For a complete working implementation of the standalone pattern, see XrPassthrough/Src/XrPassthrough.cpp. For the single-file C pattern, see XrCompositor_NativeActivity/Src/XrCompositor_NativeActivity.c.

Compositor layer injection

The framework supports multiple compositor layer types beyond the standard projection layer: quad, cylinder, cube, equirect, and passthrough. Samples inject layers before or after the default projection layer by overriding PreProjectionAddLayer() and PostProjectionAddLayer().
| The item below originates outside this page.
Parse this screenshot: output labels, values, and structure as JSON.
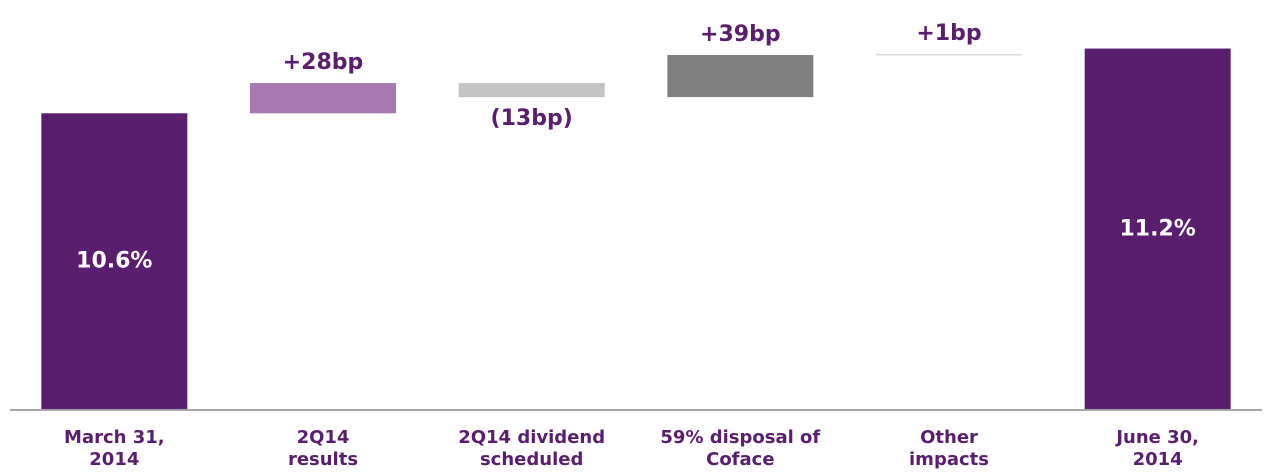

This allows passthrough samples to add passthrough layers behind rendered content, or UI samples to add quad layers in front.
For a complete working implementation, see XrApp.h layer methods.

Extend the sample

  • Combine extensions: Use patterns from multiple samples together. For example, add passthrough from XrPassthrough to a hand tracking sample, or combine scene understanding with spatial anchors for a scene-aware experience.
  • Customize the framework: Override additional XrApp virtual methods like PreProjectionAddLayer() for custom compositor layers, GetSuggestedBindings() for custom input bindings, or AppHandleEvent() for extension-specific event handling.
  • Port to Windows via Quest Link: Several samples include WIN32 branches in their CMakeLists.txt files for Quest Link development. Follow these patterns to enable Windows builds for additional samples, allowing desktop development and testing.